La loi n’est pas appliquée

Pour combattre et circonscrire le fléau du travail des enfants, il faut commencer par insister sur  la loi sur la scolarisation obligatoire, auprès des employeurs d’enfants en milieux urbain et rural, en faisant connaître cette loi, d’abord, et en l’appliquant ensuite. Il faut sanctionner pénalement tous ceux, parents ou employeurs, qui osent aller outre. Ce n’est qu’ainsi qu’on pourra être sûr que le fléau ira en diminuant. En France, des parents qui n’envoient pas leur rejeton à l’école ou qui lui volent ses plus belles années en le forçant à intégrer, avant l’âge de 16 ans, la vie active, sont passibles d’une peine d’emprisonnement sévère. Telle est, peut-être, la solution pour en finir, une bonne fois pour toutes, avec le travail des enfants et grossir les rangs des écoliers en milieu rural. Car il est insensé que des enfants continuent de trimer, pour deux sous,  au vu et au su de tout le monde, comme si cela était tout à fait normal. Il nous incombe , en tant que citoyens, de dénoncer cette situation, car nos enfants ont droit à l’éducation, à la santé, à l’affection, au jeu…, et nous en sommes tous responsables.

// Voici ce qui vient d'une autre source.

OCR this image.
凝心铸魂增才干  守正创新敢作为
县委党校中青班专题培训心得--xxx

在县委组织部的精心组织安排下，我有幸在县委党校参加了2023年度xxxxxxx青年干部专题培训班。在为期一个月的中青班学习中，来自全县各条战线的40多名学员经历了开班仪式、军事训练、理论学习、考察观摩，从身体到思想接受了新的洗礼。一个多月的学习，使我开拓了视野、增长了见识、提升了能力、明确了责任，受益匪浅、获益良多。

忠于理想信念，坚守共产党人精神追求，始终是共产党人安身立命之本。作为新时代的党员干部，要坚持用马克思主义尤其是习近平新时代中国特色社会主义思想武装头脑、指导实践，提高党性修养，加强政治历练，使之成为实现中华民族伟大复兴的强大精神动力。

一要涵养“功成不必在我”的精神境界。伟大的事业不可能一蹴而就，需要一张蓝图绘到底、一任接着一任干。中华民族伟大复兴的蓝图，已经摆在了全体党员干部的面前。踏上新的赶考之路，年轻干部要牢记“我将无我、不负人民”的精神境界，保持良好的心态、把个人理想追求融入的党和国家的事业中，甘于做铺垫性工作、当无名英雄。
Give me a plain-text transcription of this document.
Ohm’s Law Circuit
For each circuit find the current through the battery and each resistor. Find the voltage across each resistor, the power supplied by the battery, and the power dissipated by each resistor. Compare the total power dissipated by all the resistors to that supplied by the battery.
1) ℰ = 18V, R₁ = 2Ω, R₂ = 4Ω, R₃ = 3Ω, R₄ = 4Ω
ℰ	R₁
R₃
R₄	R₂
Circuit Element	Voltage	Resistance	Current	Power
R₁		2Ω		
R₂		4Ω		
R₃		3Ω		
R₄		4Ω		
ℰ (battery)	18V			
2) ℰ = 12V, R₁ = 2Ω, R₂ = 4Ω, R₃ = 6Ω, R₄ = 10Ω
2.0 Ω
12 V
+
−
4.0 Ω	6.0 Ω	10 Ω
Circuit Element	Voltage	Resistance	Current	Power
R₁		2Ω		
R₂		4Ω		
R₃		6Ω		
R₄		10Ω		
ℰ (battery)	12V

Ceci dit, on doit également être capables de trouver des mesures de compensations qui motiveraient ces familles à envoyer leurs enfants à l’école au lieu de les envoyer dans un champ, un garage, une tannerie, un atelier d’artisanat …, car il ne faut pas, non plus, se voiler la face, la pauvreté est à l’origine de ce malaise. Pour le Dr Chakib Guessous, les causes qui les poussent à travailler sont multiples mais il distingue trois grandes raisons: la pauvreté, l’absence d’une éducation adaptée et la tradition. A partir de là, le département de Mme Yasmina Baddou, devrait multiplier d’efforts, pour voir le taux des enfants exploités diminués. Car, comme l’explique Dr. Guessous, les répercussions négatives se reflètent non seulement au niveau du développement physique, psychique ou psycho-affectif mais aussi au niveau socio-économique. Pour lui, en raison de la non ou de la faible scolarisation, arrivé à l’âge adulte, le jeune actif ne pourra prétendre qu’à une activité sans qualification et il se perpétuera ainsi dans la pauvreté d’une génération à une autre.